CIUDAD DE MÉXICO, 23 jun (Reuters) – Un fuerte sismo sacudió el martes el centro y sur de México, que según autoridades dejó un balance preliminar de al menos dos muertos, causó daños en edificios y derrumbes en carreteras, y provocó una alerta de tsunami en el Océano Pacífico que fue levantada horas más tarde.

El terremoto, cuya magnitud fue rebajada a 7.4 desde una inicial de 7.7 según el Servicio Geológico de Estados Unidos (USS, por su sigla en inglés), generó escenas de pánico entre los residentes en la capital y otros estados, que se lanzaron a las calles con el recuerdo fresco del fatal sismo de 2017.

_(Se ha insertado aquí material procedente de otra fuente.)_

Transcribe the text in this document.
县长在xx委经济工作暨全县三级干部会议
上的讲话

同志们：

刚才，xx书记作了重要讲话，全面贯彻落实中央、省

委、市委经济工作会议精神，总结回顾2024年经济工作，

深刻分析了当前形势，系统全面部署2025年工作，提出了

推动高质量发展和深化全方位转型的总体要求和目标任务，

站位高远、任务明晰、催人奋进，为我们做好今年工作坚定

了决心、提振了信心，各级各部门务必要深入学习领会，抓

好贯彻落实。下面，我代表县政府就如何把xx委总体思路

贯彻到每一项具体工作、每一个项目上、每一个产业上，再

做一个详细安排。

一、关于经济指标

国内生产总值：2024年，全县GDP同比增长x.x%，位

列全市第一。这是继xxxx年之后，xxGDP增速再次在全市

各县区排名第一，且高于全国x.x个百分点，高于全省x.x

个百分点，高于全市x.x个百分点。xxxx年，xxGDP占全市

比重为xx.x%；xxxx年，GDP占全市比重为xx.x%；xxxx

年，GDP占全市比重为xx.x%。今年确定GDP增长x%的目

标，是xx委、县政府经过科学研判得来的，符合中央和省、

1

La Administración Nacional Oceánica y Atmosférica de Estados Unidos (NOAA, por su sigla en inglés) emitió una alerta de tsunami para México, Guatemala, El Salvador y Honduras, mientras usuarios de redes sociales compartían imágenes del mar retrocediendo en las playas del estado sureño Oaxaca, epicentro del sismo, registrado a 10 kilómetros de profundidad.

Protección Civil dijo que se esperaban “variaciones anómalas” del nivel del mar de hasta 113 centímetros y recomendó a la población a mantenerse alejada de la orilla, pero horas más tarde la NOAA levantó la advertencia.

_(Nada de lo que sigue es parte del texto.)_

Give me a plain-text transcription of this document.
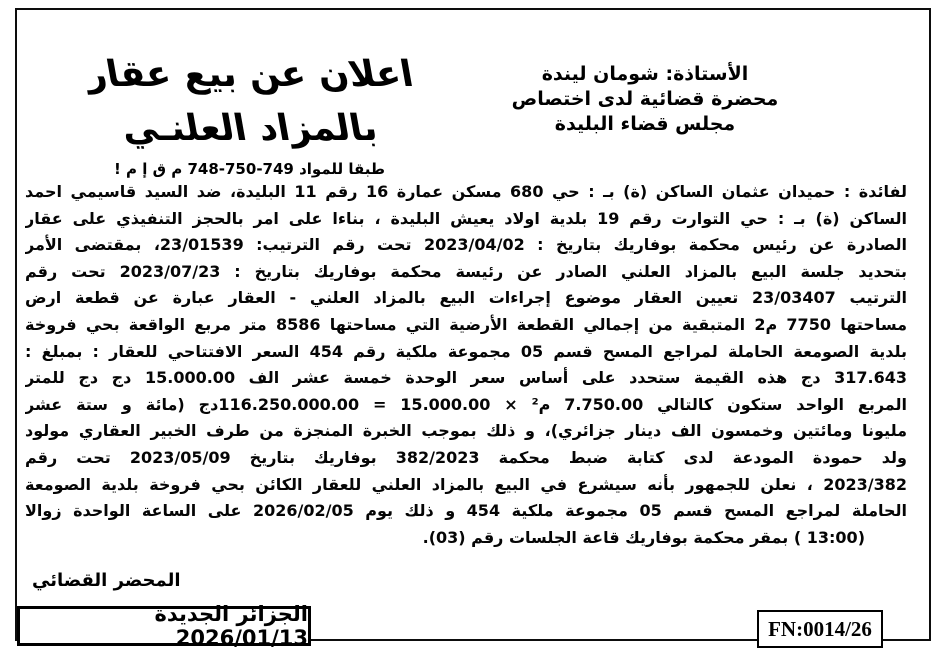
الأستاذة: شومان ليندة
محضرة قضائية لدى اختصاص
مجلس قضاء البليدة
اعلان عن بيع عقار
بالمزاد العلنـي
طبقا للمواد 749-750-748 م ق إ م !
لفائدة : حميدان عثمان الساكن (ة) بـ : حي 680 مسكن عمارة 16 رقم 11 البليدة، ضد السيد قاسيمي احمد
الساكن (ة) بـ : حي التوارت رقم 19 بلدية اولاد يعيش البليدة ، بناءا على امر بالحجز التنفيذي على عقار
الصادرة عن رئيس محكمة بوفاريك بتاريخ : 2023/04/02 تحت رقم الترتيب: 23/01539، بمقتضى الأمر
بتحديد جلسة البيع بالمزاد العلني الصادر عن رئيسة محكمة بوفاريك بتاريخ : 2023/07/23 تحت رقم
الترتيب 23/03407 تعيين العقار موضوع إجراءات البيع بالمزاد العلني - العقار عبارة عن قطعة ارض
مساحتها 7750 م2 المتبقية من إجمالي القطعة الأرضية التي مساحتها 8586 متر مربع الواقعة بحي فروخة
بلدية الصومعة الحاملة لمراجع المسح قسم 05 مجموعة ملكية رقم 454 السعر الافتتاحي للعقار : بمبلغ :
317.643 دج هذه القيمة ستحدد على أساس سعر الوحدة خمسة عشر الف 15.000.00 دج دج للمتر
المربع الواحد ستكون كالتالي 7.750.00 م² × 15.000.00 = 116.250.000.00دج (مائة و ستة عشر
مليونا ومائتين وخمسون الف دينار جزائري)، و ذلك بموجب الخبرة المنجزة من طرف الخبير العقاري مولود
ولد حمودة المودعة لدى كتابة ضبط محكمة 382/2023 بوفاريك بتاريخ 2023/05/09 تحت رقم
2023/382 ، نعلن للجمهور بأنه سيشرع في البيع بالمزاد العلني للعقار الكائن بحي فروخة بلدية الصومعة
الحاملة لمراجع المسح قسم 05 مجموعة ملكية 454 و ذلك يوم 2026/02/05 على الساعة الواحدة زوالا
(13:00 ) بمقر محكمة بوفاريك قاعة الجلسات رقم (03).
المحضر القضائي
الجزائر الجديدة 2026/01/13	FN:0014/26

El gobernador de Oaxaca, Alejandro Murat, informó del fallecimiento de una persona y de un herido a consecuencia de un derrumbe en la población Crucecita, ubicada a 25 kilómetros del epicentro. Posteriormente dijo que había otra víctima, un hombre de avanzada edad que feneció del susto.

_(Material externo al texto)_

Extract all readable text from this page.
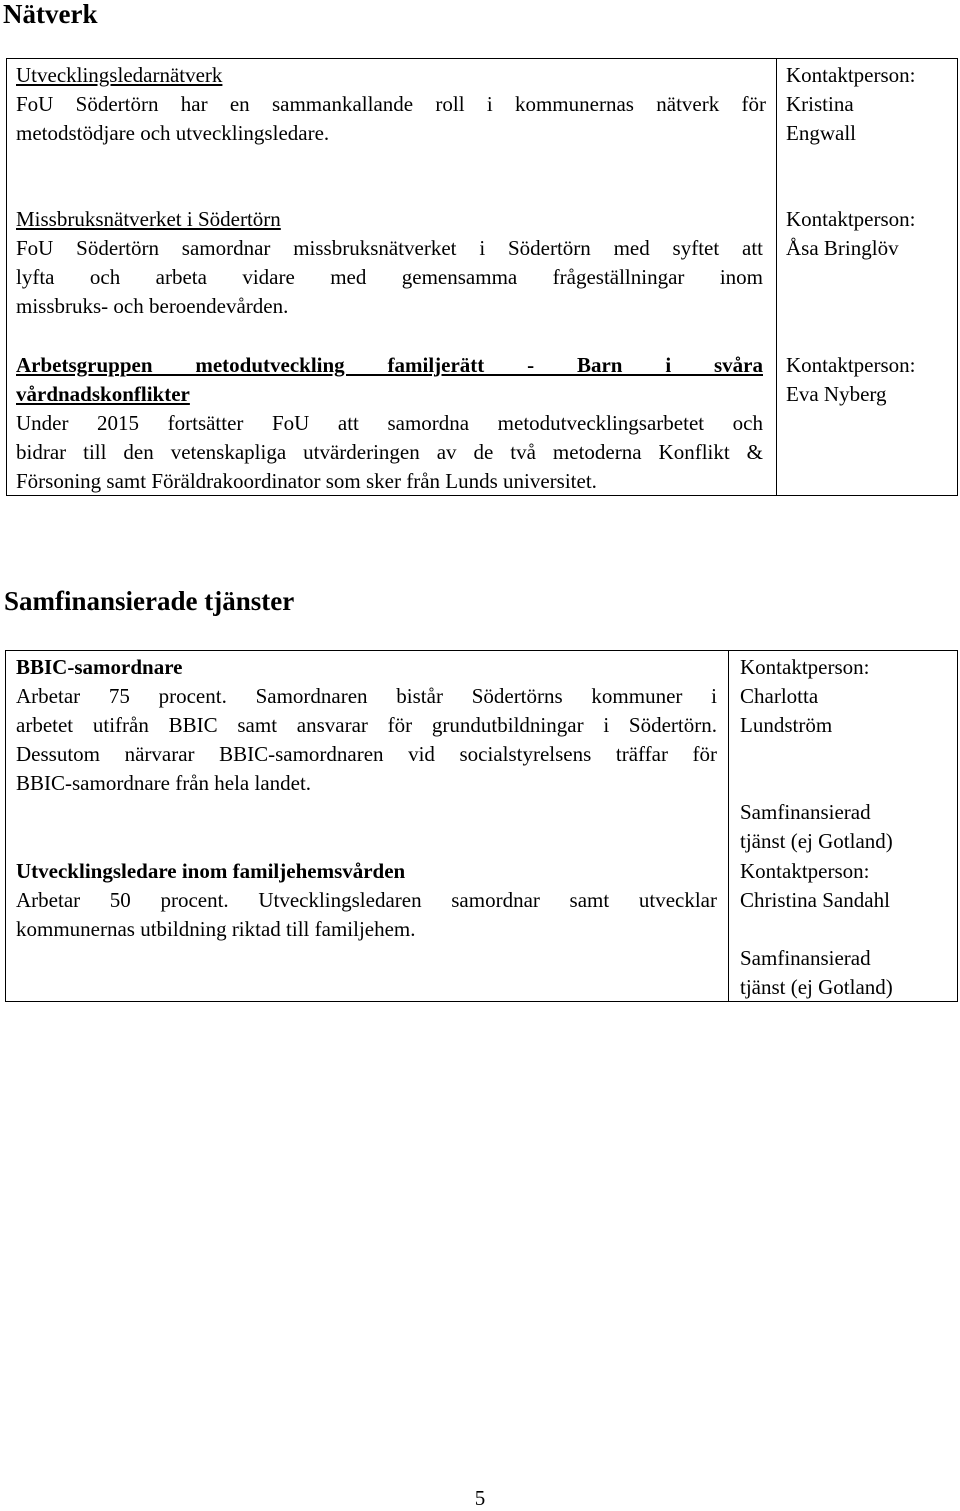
Nätverk
Utvecklingsledarnätverk
FoU Södertörn har en sammankallande roll i kommunernas nätverk för
metodstödjare och utvecklingsledare.
Kontaktperson:
Kristina
Engwall
Missbruksnätverket i Södertörn
FoU Södertörn samordnar missbruksnätverket i Södertörn med syftet att
lyfta och arbeta vidare med gemensamma frågeställningar inom
missbruks- och beroendevården.
Kontaktperson:
Åsa Bringlöv
Arbetsgruppen metodutveckling familjerätt - Barn i svåra
vårdnadskonflikter
Under 2015 fortsätter FoU att samordna metodutvecklingsarbetet och
bidrar till den vetenskapliga utvärderingen av de två metoderna Konflikt &
Försoning samt Föräldrakoordinator som sker från Lunds universitet.
Kontaktperson:
Eva Nyberg
Samfinansierade tjänster
BBIC-samordnare
Arbetar 75 procent. Samordnaren bistår Södertörns kommuner i
arbetet utifrån BBIC samt ansvarar för grundutbildningar i Södertörn.
Dessutom närvarar BBIC-samordnaren vid socialstyrelsens träffar för
BBIC-samordnare från hela landet.
Kontaktperson:
Charlotta
Lundström
Samfinansierad
tjänst (ej Gotland)
Utvecklingsledare inom familjehemsvården
Arbetar 50 procent. Utvecklingsledaren samordnar samt utvecklar
kommunernas utbildning riktad till familjehem.
Kontaktperson:
Christina Sandahl
Samfinansierad
tjänst (ej Gotland)
5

Los temblores de magnitud superior a 7 suelen causar daños generalizados y graves. El terremoto de magnitud 7.1 que azotó el centro de México en 2017 mató a 355 personas en la capital y los estados circundantes, además de causar el derrumbe de decenas de edificios y daños en miles de estructuras.

COMO UN CHICLE

Magdalena Castellanos se encontraba en la localidad oaxaqueña Santiago Astata, próxima al epicentro, cuando se produjo el temblor, que provocó que varias rocas rodaran de las laderas y alarma entre los ciudadanos, dijo por teléfono.

“Fue muy intenso, muy fuerte. A mí no me había tocado sentir un sismo de este magnitud en el pueblo de Santiago Astata”, expresó a Reuters la mujer de 60 años, cuyos hermanos tienen un hotel en la zona que sufrió varias grietas, mientras se producían algunas réplicas del sismo.

La alcaldesa de Ciudad de México, Claudia Sheinbaum, afirmó en rueda de prensa que solo hubo daños menores en fachadas y bardas de una treintena de edificios y afectaciones en inmuebles deshabitados desde el terremoto de hace casi tres años. Añadió que ninguno de los hospitales que atienden a enfermos de COVID-19 tuvo que ser desalojado.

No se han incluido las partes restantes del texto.